Costs to the pharmaceutical companies in coordinating the clinical trials were estimated from information culled from the final clinical study reports. The estimated costs did not include costs of regulatory filings, costs of juvenile preclinical studies, or costs associated with development of special formulations for pediatric use.

Estimates of after-tax cash inflow over a 6-month period of extended patent protection were extrapolated from market sales data from the previous 3 years. For each of the nine drugs, the investigators calculated the net economic return by subtracting the estimated after-tax cash outflow resulting from the requested pediatric trials from the after-tax cash inflow projected over a 6-month period of extended patent protection.

In the group of nine drugs, 16 efficacy studies, 10 pharmacokinetic studies, and 1 safety study were performed in response to written requests. Median cost per written request was estimated to be $12.3 million (range, $5.1 million-$43.8 million).

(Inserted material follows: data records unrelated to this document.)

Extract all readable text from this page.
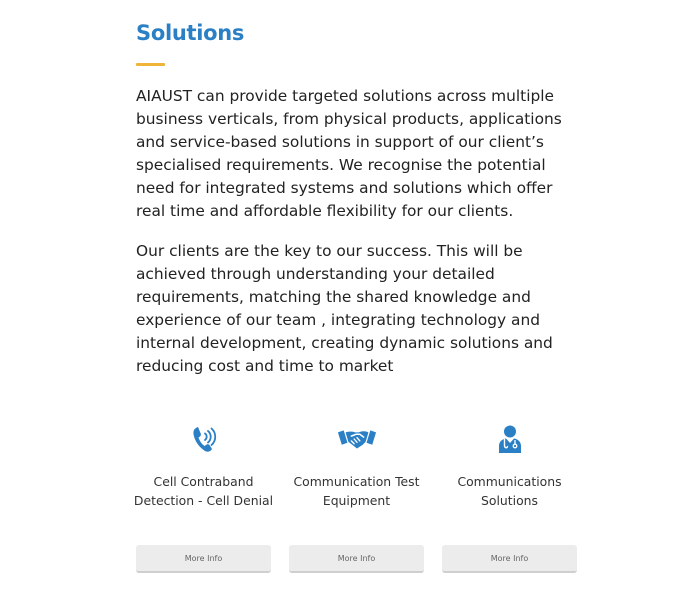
Solutions

AIAUST can provide targeted solutions across multiple business verticals, from physical products, applications and service-based solutions in support of our client’s specialised requirements. We recognise the potential need for integrated systems and solutions which offer real time and affordable flexibility for our clients.

Our clients are the key to our success. This will be achieved through understanding your detailed requirements, matching the shared knowledge and experience of our team , integrating technology and internal development, creating dynamic solutions and reducing cost and time to market

Cell Contraband Detection - Cell Denial
More Info
Communication Test Equipment
More Info
Communications Solutions
More Info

Eight of the nine drugs underwent a labeling change as a result of the clinical trials conducted under pediatric exclusivity. “Importantly, several were associated with substantial safety concerns and lack of effectiveness in the pediatric population,” wrote Dr. Li and colleagues.

For 6 months' market exclusivity, the median net economic benefit for the nine drugs was estimated to be $134,265,456, ranging from a loss of $8,946,033 to a gain of $507,899,374, with a net return:cost ratio ranging from −0.68 to 73.63. With a 3-month market exclusivity, the median net economic return decreased to $64,041,833, ranging from a loss of $11,088,214 to a gain of $250,500,635. The net return:cost ratio decreased to a range of −0.84 to 36.31.

The investigators predicted that the reduction of marketing protection from 6 to 3 months would likely dissuade pharmaceutical companies from requesting pediatric exclusivity for products that were unlikely to generate a high economic return.